Standing nearby, there was a woman eyeing me sympathetically, nodding in denial of the current goings-on. Then she noticed some soldiers watching her, and she raised a clenched fist and shook it in my face. There were several of these tragicomic happenings until we reached the railway station at Changsha. There we found that there were no longer first-class and second-class compartments, but hard-seat and soft-seat compartments. We were not surprised to find that we were denied soft seats for the long, overnight ride to Canton. At Hengyang, the station was crowded with recently arrived Russian soldiers, who peered in at us through the windows as curiously as we glanced out at them.

When we reached Canton, all the foreigners were ordered to stand in a row at the siding. We were five priests, nine Sisters of Charity, six Protestant missionaries, and two French consulate wives with their children; all were subject, without exception, to a humiliating search. Then the doors of the freight car opened, and two heavily armed soldiers jumped down and pulled down a small, thin white man, with long hair and unruly beard, trousers held up with a rope, and broken shoes. A European priest whispered, "A White Russian! They are worse off than we are." But the ragged little man glanced at the sisters in surprise out of bright blue eyes, and the word passed among the sisters, "Monsignor Dillon!" He nodded and smiled. He was the American Franciscan prefect apostolic of Shashih, in Hunan, who had spent eighty-five days in prison and had left behind several of his confreres in the same prison. We foreigners were then directed to a hotel just across from the train station, and Monsignor Dillon found himself in a room adjoining that of the other priests. They eventually carried on a conversation in Latin over the six-foot-high room dividers as the guards nodded in sleep. That night, a Chinese woman ran screaming through the hotel corridors claiming that foreign priests (all securely locked in their rooms with their soldier guards) had raped her.
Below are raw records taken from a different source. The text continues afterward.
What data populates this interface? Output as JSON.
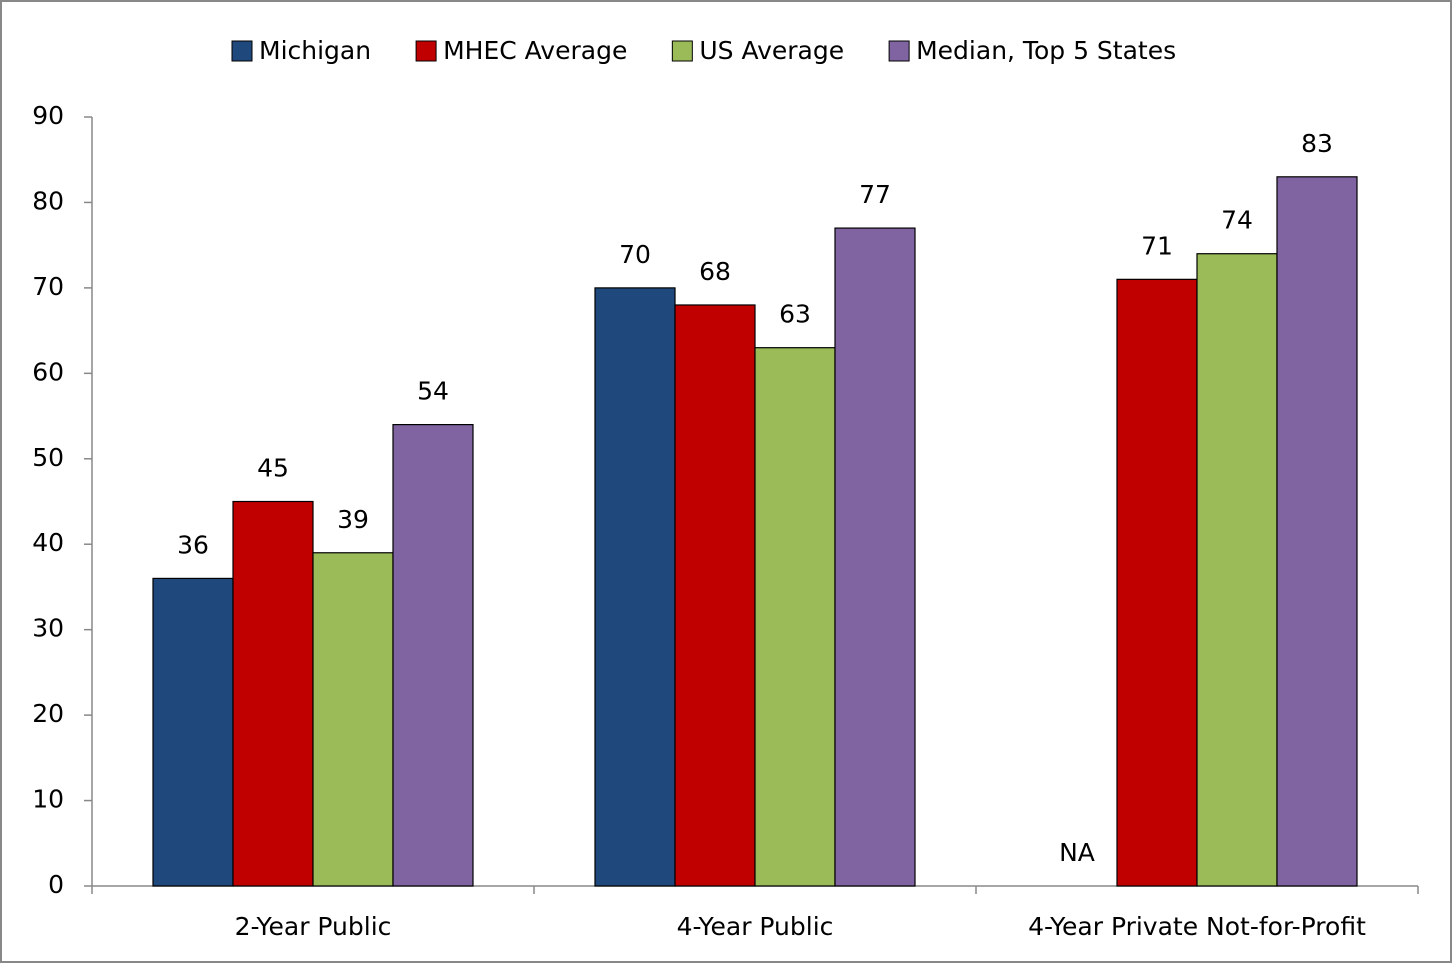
{
  "chart_data": {
    "type": "bar",
    "categories": [
      "2-Year Public",
      "4-Year Public",
      "4-Year Private Not-for-Profit"
    ],
    "series": [
      {
        "name": "Michigan",
        "color": "#1f497d",
        "values": [
          36,
          70,
          null
        ],
        "value_labels": [
          "36",
          "70",
          "NA"
        ]
      },
      {
        "name": "MHEC Average",
        "color": "#c00000",
        "values": [
          45,
          68,
          71
        ]
      },
      {
        "name": "US Average",
        "color": "#9bbb59",
        "values": [
          39,
          63,
          74
        ]
      },
      {
        "name": "Median, Top 5 States",
        "color": "#8064a2",
        "values": [
          54,
          77,
          83
        ]
      }
    ],
    "ylim": [
      0,
      90
    ],
    "yticks": [
      0,
      10,
      20,
      30,
      40,
      50,
      60,
      70,
      80,
      90
    ],
    "legend": "top",
    "grid": false
  }
}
The next morning, we were ordered to report to the Alien Registration Bureau, but our progress was halted for more than an hour by a demonstration against foreigners, during which Maryknoll Bishop Francis X. Ford, who later died in prison, and his secretary, Sister Joan, were paraded in a truck to the jeers of the bystanders. This we witnessed before entering the bureau, where further rough treatment awaited us.